The decline in the number of smaller company IPOs has been the subject of recent analysis and debate in the United States and, to a lesser extent, in the United Kingdom. See, for example, our post of November 2011 on ”Encouraging companies to float: Report of the U.S. IPO taskforce” and our posts on recent reports from Grant Thornton and PwC. Now a bill has been introduced to the U.S. Senate which is designed to make it easier for smaller companies to go public.
The “Reopening American Capital Markets to Emerging Growth Companies Act of 2011″, or more handily the Schumer-Toomey bill (after the two leading senators who are sponsoring it) is a bipartisan bill that aims to create a transitional “on ramp” status for companies that are going public. In essence, a period in which recently-floated companies do not need to comply with the full range of U.S. securities laws. As summarised on Senator Toomey’s website, the bill would:
1. Create a new category of “Emerging Growth Companies” which would have up to five years to comply with certain regulatory requirements.

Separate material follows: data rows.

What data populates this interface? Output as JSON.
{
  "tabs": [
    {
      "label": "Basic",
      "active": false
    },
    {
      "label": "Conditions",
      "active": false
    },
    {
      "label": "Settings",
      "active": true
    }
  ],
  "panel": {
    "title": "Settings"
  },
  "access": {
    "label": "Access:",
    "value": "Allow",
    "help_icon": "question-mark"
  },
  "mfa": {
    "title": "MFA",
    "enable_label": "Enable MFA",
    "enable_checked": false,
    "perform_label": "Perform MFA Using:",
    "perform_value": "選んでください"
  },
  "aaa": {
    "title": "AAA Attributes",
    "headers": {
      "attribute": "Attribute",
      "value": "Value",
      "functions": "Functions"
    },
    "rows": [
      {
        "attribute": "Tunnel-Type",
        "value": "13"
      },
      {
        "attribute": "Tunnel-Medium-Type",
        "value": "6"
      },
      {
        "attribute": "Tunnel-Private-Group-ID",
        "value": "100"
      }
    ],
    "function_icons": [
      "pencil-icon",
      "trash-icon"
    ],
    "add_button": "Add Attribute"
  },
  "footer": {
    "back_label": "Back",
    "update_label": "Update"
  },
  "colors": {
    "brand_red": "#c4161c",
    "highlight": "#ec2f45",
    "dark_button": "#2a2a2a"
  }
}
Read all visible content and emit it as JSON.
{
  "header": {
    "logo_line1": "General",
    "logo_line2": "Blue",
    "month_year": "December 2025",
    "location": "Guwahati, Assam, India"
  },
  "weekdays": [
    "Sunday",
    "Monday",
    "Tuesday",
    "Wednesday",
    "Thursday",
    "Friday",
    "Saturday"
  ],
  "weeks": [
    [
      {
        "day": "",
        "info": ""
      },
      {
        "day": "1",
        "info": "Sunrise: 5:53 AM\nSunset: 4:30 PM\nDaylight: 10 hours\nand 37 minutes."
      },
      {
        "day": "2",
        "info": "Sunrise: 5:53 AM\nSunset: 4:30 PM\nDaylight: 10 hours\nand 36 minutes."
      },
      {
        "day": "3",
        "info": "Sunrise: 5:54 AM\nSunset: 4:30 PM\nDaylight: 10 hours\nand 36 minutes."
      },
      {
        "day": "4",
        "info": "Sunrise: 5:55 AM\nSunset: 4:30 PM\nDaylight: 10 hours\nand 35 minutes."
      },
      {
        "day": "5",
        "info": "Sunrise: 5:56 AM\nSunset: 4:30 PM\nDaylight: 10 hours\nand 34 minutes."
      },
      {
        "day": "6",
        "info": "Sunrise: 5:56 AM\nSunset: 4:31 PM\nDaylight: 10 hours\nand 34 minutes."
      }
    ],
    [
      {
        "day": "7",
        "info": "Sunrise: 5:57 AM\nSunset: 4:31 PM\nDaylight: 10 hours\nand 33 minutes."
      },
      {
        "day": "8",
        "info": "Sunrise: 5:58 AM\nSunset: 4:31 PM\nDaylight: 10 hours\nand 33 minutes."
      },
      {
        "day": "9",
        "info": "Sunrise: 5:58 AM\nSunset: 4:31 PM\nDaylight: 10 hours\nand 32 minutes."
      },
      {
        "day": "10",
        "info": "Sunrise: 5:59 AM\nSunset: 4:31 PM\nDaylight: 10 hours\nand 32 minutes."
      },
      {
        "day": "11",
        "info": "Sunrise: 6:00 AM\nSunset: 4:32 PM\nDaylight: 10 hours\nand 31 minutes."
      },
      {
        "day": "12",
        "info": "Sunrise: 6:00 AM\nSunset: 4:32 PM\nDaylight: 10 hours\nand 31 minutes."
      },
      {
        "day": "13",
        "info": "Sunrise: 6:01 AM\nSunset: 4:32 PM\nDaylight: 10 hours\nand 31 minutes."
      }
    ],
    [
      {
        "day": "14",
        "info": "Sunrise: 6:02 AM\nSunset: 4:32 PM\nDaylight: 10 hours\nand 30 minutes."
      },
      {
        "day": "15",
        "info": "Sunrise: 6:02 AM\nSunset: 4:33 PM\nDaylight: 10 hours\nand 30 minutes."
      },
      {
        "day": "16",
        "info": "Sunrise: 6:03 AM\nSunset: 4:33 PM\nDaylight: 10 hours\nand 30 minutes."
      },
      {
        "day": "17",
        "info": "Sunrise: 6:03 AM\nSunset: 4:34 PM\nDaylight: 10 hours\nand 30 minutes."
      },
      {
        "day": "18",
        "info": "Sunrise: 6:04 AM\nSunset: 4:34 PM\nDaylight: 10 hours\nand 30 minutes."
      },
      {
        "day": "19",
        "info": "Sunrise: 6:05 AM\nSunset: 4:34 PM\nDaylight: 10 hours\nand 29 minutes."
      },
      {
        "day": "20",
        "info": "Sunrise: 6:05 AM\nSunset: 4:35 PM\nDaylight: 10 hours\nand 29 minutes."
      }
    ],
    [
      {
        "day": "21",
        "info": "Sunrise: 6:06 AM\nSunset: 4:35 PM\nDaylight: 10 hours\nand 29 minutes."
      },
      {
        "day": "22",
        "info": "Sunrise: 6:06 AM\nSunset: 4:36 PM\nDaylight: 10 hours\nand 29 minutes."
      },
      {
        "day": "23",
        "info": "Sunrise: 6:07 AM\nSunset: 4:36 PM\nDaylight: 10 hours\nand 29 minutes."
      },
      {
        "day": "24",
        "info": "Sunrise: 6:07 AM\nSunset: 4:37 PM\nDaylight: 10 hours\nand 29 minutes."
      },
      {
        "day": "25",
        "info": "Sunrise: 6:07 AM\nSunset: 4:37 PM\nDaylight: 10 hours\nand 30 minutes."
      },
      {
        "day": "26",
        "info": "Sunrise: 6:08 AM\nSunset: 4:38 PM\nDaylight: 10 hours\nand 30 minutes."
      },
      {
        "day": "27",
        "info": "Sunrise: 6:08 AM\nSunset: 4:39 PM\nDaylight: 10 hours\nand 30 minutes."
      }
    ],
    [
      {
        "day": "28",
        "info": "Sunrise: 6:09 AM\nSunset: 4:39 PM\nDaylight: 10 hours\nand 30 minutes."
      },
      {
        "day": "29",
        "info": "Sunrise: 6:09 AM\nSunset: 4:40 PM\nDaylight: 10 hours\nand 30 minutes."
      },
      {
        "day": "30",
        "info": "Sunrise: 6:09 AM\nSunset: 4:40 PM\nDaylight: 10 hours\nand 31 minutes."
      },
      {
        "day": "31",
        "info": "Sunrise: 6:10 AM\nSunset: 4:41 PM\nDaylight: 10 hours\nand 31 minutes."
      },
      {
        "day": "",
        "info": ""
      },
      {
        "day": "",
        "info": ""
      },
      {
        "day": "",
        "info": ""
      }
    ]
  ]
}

2. Suspend the Sarbanes-Oxley requirement for an external auditor to sign off on the company’s internal controls and procedures.
3. Require audited financials for only two (rather than three) years before a registration with the Securities and Exchange Commission.
4. Provide limited exemptions from executive compensation votes and disclosures.
5. Allow underwriters to publish research on companies pre-IPO (i.e. eliminate the current “quiet period” for underwriter research).
6. Expand the range of permissible pre-SEC filings to institutional investors.
In the United Kingdom there is some movement, albeit it at a much earlier stage, to change a regulatory structure that is seen as discouraging smaller company flotations – see, for example, the comments by the Quoted Company Alliance in this article in today’s Times.